Conditional PDF and Expectation: How to Calculate Them?

[de1337ed]

The random variable X has the PDF
fX(x) = cx^-2 if 1 < x < 2;
0 otherwise:
(a) Determine the value c
(b) Let A be the event fX > 1.5. Calculate the conditional expectation and the
conditional variance of X given A.

I'm not understanding the concept of conditional pdf's. Can someone show me the step by step?
Also what would be the ranges for the conditional expectation. I know that fX(x) is from 1<x<2, and E[x] is taken from >1.5, so its range 0<x<0.5?
Also, because we want to calculate the even fX > 1.5, does that involve using the CDF?
Thank you.

 

[Cant or Wont]

I'm not understanding the concept of conditional pdf's. Can someone show me the step by step?

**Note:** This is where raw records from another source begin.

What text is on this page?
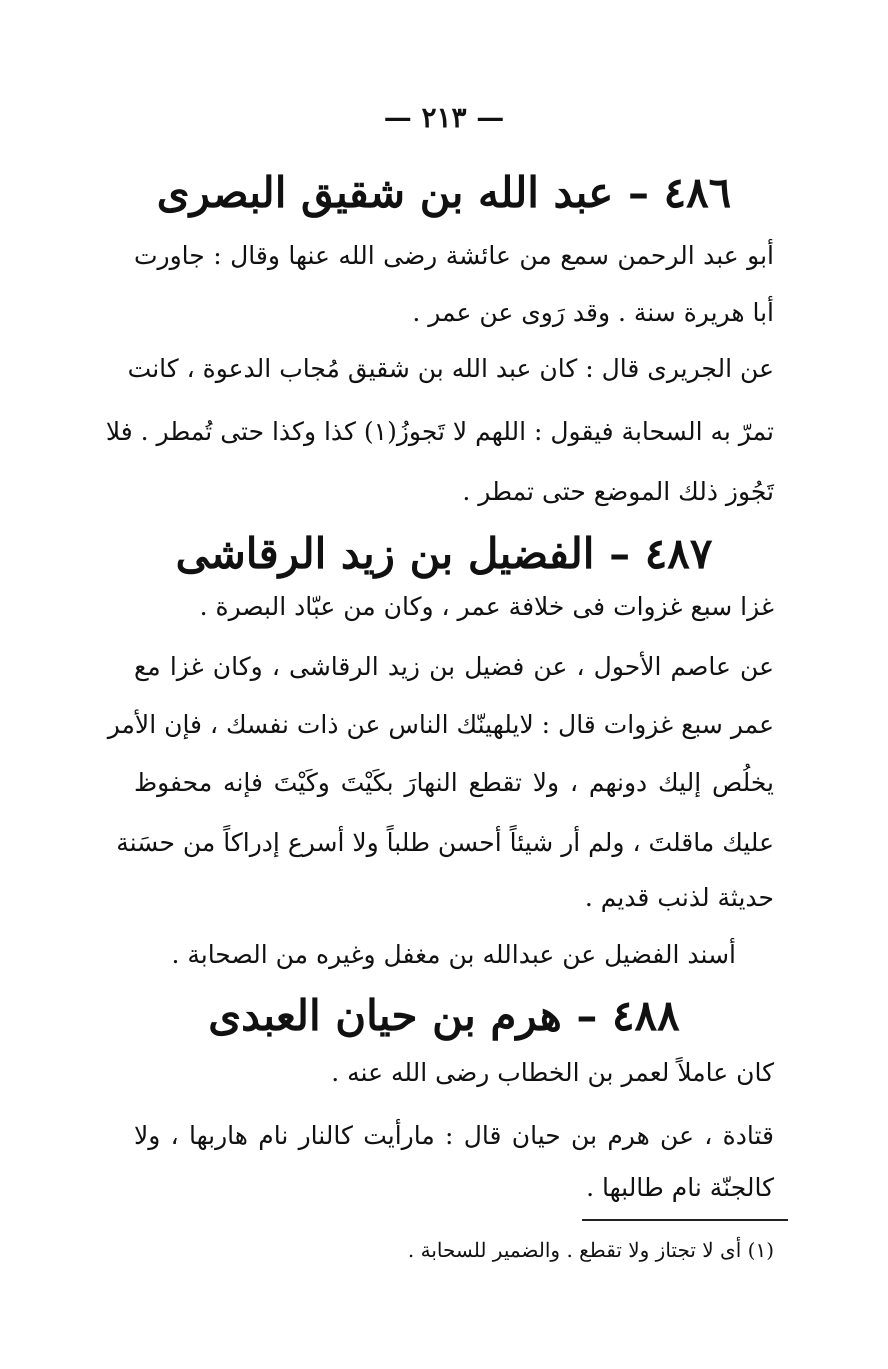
— ٢١٣ —
٤٨٦ – عبد الله بن شقيق البصرى
أبو عبد الرحمن سمع من عائشة رضى الله عنها وقال : جاورت
أبا هريرة سنة . وقد رَوى عن عمر .
عن الجريرى قال : كان عبد الله بن شقيق مُجاب الدعوة ، كانت
تمرّ به السحابة فيقول : اللهم لا تَجوزُ(١) كذا وكذا حتى تُمطر . فلا
تَجُوز ذلك الموضع حتى تمطر .
٤٨٧ – الفضيل بن زيد الرقاشى
غزا سبع غزوات فى خلافة عمر ، وكان من عبّاد البصرة .
عن عاصم الأحول ، عن فضيل بن زيد الرقاشى ، وكان غزا مع
عمر سبع غزوات قال : لايلهينّك الناس عن ذات نفسك ، فإن الأمر
يخلُص إليك دونهم ، ولا تقطع النهارَ بكَيْتَ وكَيْتَ فإنه محفوظ
عليك ماقلتَ ، ولم أر شيئاً أحسن طلباً ولا أسرع إدراكاً من حسَنة
حديثة لذنب قديم .
أسند الفضيل عن عبدالله بن مغفل وغيره من الصحابة .
٤٨٨ – هرم بن حيان العبدى
كان عاملاً لعمر بن الخطاب رضى الله عنه .
قتادة ، عن هرم بن حيان قال : مارأيت كالنار نام هاربها ، ولا
كالجنّة نام طالبها .
(١) أى لا تجتاز ولا تقطع . والضمير للسحابة .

Someone posting the step by step will do little to help your understanding. How far have you got?

Also this probably belongs in the Homework and Coursework forum and not here.

 

[I like Serena]

Welcome to PF, de1337ed!

Did you already find the value for c?

As for conditional pdf's, do you know the formula P(B|A)=P(A & B) / P(A)?
And the formula for expectation E[X] = ∫P(x) x dx?

The conditional expectation given A would be: $\int P(X=x|A) x dx = {\int P(X=x \& A) x dx \over P(A)}$.

For starters, can you calculate P(A)?

 

[de1337ed]

Welcome to PF, de1337ed!

Did you already find the value for c?

As for conditional pdf's, do you know the formula P(B|A)=P(A & B) / P(A)?
And the formula for expectation E[X] = ∫P(x) x dx?

The conditional expectation given A would be: $\int P(X=x|A) x dx = {\int P(X=x \& A) x dx \over P(A)}$.

For starters, can you calculate P(A)?

Ya I found the value of c to be 2. And ya, I know that is the formula, but I didn't know how to calculate P(A)... Is it simply the ∫fX(x)dx from 1.5 to 2?

 

[Cant or Wont]

Ya I found the value of c to be 2. And ya, I know that is the formula, but I didn't know how to calculate P(A)... Is it simply the ∫fX(x)dx from 1.5 to 2?

You know that $\int_{1}^{2} f_{X} \left(x\right)dx=1$ right?

But $\int_{1}^{2} 2x^{2}dx \neq 1$. So what you need is some $c$ such that $\int_{1}^{2}cx^{2}dx = 1$. Can you see how to do that?

 

[de1337ed]

Oh shoot, copied the problem down wrong, its actually cx^-2

 

[Cant or Wont]

Sorry my bad you actually copied it correctly! It's been a long day! 2 is correct then. And yes that is the correct way to get the probability of A.

 

[I like Serena]

Good! :)

So what is P(A)?

And what would the range of x be for which P(X=x & A) has a non-zero value?

 

[de1337ed]

So basically, I got that P(A) = 1/3.
And f_X|A(x|a) = 6x^-2, 0<x<0.5. (This range confuses me, I'm not sure about this)
and 0 otherwise

Then E[x] = ∫x*6x^-2dx. From 1.5 to 2.
And then Variance would be E[x²] - (E[x])²

Am I right?

 

[I like Serena]

Except for the range you are right.

The range for fX is 1<x<2.
With A given, you get that x>1.5, so the relevant range of fX|A is 1.5<x<2.

This is what you used in your formula for E[x], so I don't get why you'd think it is 0<x<0.5.

 

[de1337ed]

Hmm, i see, okay. I think I'm doing something wrong,

I'm getting the fact that E[x] = 1.726...
E[x²] = ∫x²*2x^-2dx from 1.5 to 2. This gives me 1

As a result, I get the variance to be 1-(1.726)² = -1.979. Which doesn't make sense because isn't the variance supposed to be ≥0?

EDIIITTT::: NVM, i might be an idiot. Haven't slept, I'm using the wrong PDF, lol

So what I ended up doing was var(x) = ∫(x-1.726)²*6x^-2dx = 0.0205

Seem good?

 

[I like Serena]

E[X|A] is good. :)

For you variance you have used the original pdf instead of the pdf of X|A.

And yes, the variance is supposed to be at least zero.